Bagaimana dengan laki-laki tersebut? Tampaknya sekarang dia telah menemukan wanita lain untuk dijadikan calon istri untuk beberapa tahun ke depan. Tak kuketahui bagaimana dan kapan awalnya mereka dekat. Tapi, aku yakin bahwa mereka sudah dekat semenjak aku mulai bersikap tak baik kepadanya atau malah dia mendekati 2-3 orang sekaligus. Entahlah. Aku tak begitu peduli lagi.

Dulu, aku sedikit mempercayainya karena aku tahu bahwa dia merupakan salah satu remaja mesjid. Dia juga sering mengikuti pengajian. Mengenai shalat, dia seringkali jamaah ke mesjid. Tentu saja hal ini menjadi pedoman untuk meyakininya. Tapi, rupanya hal ini tak menjamin bahwa mereka mampu mengendalikan virus merah jambu. Aku tak menyalahkannya sama sekali. Mungkin, aku lah yang telah salah dalam berkomunikasi hingga berakhir di zona merah. Mungkin, aku sendiri yang kurang mampu membatasi pergaulan dengan lawan jenis sehingga menimbulkan baper. Walau demikian, aku masih bersyukur karena pertemua dengannya begitu banyak member pembelajaran yang berharga.

Allah mengujiku dikala memasuki dunia hijrah. Allah memperhatikan dan mengawasi keteguhan hatiku dalam menjalaninya. DIa ingin tahu seberapa kuat pondasi untuk tetap tegak ketika diterpa angina tau badai yang kencang. Maka, Dia menghadirkan dia dalam kehidupanku. Namun, rupanya aku terlena akan keindahaan sesaat tersebut. Hingga Allah member peringatan lagi kepadaku.

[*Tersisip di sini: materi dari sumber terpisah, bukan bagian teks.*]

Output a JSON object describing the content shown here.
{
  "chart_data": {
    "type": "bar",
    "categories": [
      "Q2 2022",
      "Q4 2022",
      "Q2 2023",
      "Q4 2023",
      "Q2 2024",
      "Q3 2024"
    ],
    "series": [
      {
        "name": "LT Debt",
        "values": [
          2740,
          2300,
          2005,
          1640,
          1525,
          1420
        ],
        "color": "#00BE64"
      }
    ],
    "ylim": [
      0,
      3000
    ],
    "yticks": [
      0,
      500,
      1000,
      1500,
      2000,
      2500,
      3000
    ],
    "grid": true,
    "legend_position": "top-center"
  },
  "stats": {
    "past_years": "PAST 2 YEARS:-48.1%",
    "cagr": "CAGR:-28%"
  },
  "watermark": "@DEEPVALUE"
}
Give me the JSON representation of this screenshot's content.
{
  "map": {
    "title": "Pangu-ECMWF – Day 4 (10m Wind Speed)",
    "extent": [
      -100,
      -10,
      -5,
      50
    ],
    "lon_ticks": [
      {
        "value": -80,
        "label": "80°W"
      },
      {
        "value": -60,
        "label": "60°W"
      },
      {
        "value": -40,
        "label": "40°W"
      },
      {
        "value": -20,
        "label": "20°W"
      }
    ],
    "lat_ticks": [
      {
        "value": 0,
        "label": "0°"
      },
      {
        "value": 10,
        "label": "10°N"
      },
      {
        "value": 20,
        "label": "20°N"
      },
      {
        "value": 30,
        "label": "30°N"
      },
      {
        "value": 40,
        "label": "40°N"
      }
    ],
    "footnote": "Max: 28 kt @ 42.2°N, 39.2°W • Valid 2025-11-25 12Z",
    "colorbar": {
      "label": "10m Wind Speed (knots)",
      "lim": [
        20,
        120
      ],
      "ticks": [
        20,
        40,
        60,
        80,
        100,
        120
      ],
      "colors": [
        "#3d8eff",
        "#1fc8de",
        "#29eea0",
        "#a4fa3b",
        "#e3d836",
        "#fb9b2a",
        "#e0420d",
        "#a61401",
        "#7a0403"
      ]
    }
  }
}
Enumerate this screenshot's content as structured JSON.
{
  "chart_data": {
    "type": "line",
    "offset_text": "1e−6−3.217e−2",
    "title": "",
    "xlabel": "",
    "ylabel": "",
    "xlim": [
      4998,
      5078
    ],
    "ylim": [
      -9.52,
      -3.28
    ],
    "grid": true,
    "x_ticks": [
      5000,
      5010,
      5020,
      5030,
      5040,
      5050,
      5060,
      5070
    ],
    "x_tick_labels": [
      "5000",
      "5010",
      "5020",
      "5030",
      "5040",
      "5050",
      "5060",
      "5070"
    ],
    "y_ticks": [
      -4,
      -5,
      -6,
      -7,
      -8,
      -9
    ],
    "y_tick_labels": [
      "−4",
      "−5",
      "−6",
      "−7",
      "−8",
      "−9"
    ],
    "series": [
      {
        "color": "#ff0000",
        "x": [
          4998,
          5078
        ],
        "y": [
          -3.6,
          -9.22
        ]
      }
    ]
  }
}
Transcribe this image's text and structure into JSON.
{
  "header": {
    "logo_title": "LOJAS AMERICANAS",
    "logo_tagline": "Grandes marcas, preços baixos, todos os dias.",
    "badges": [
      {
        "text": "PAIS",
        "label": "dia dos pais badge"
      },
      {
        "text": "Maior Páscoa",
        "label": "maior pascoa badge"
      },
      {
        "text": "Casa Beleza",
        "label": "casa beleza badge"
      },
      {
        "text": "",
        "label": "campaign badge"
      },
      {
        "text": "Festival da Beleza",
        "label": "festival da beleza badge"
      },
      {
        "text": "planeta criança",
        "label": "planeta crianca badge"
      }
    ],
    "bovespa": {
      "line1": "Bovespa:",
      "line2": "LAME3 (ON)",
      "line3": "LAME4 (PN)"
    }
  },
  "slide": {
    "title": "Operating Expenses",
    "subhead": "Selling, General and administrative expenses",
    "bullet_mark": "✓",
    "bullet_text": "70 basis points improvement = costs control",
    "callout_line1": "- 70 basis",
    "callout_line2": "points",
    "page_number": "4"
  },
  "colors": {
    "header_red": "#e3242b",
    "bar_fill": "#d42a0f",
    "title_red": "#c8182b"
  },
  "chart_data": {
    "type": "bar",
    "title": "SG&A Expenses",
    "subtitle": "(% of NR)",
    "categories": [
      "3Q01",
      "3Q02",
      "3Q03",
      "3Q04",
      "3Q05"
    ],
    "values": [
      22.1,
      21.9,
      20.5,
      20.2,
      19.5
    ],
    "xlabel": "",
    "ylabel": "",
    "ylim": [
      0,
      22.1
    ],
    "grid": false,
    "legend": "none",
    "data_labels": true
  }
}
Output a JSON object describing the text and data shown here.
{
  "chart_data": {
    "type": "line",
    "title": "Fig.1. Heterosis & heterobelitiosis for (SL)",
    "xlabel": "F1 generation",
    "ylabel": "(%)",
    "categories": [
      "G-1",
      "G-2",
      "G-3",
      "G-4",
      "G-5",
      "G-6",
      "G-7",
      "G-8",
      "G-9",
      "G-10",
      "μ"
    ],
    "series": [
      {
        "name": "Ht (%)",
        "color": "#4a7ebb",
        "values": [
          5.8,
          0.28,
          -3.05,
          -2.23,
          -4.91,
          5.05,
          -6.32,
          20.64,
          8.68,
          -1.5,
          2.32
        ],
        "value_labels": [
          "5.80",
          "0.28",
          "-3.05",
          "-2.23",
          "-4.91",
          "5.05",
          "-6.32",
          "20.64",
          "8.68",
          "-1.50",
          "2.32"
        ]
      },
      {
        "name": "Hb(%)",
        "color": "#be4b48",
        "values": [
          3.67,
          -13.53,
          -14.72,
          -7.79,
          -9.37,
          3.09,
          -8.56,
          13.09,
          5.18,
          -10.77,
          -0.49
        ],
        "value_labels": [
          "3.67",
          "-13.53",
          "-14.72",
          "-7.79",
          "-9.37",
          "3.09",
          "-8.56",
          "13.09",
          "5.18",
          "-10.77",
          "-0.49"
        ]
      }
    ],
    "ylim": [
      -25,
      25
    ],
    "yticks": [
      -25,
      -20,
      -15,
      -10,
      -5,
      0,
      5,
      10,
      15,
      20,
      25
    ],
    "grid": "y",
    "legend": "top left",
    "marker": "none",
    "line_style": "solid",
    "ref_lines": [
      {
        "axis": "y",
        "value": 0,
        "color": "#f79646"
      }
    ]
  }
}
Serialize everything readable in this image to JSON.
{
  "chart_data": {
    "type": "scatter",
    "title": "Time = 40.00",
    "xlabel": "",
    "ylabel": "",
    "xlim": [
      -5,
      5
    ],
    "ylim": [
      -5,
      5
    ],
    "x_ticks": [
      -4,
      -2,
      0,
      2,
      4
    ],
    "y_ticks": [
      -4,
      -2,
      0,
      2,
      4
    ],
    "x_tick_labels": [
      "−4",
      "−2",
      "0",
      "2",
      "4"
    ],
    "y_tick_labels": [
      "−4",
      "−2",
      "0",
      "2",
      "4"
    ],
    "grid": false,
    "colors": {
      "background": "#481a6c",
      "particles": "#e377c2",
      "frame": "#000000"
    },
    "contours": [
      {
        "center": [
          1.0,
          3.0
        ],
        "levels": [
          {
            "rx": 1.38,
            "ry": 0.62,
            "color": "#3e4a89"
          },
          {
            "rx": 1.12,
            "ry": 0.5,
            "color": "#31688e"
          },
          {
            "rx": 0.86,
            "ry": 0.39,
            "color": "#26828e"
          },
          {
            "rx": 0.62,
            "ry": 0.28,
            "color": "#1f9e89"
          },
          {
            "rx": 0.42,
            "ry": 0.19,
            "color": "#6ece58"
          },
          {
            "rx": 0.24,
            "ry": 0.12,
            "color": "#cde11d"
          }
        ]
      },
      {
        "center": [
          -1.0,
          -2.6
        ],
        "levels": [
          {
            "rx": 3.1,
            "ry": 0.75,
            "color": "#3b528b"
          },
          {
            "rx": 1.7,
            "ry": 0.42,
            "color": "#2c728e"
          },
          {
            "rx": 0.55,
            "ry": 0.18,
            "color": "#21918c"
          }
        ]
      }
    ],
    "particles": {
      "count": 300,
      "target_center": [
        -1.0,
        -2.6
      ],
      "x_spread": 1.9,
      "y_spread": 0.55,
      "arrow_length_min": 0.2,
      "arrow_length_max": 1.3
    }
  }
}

Terima kasih atas ujian ini ya Allah. Kau menghadirkan seseorang yang berarti dalam hidupku. Namun, rupanya Kau menganggap bahwa dia bukanlah yang terbaik untuk. Kau menunjukkan semua hal yang menurut kubaik rupanya tidak baik, begitu juga sebaliknya. Terima kasih atas semua kasih sayang Kau berikan. Maaf aku belum mampu menghadapi ujian hijrahku dariMu.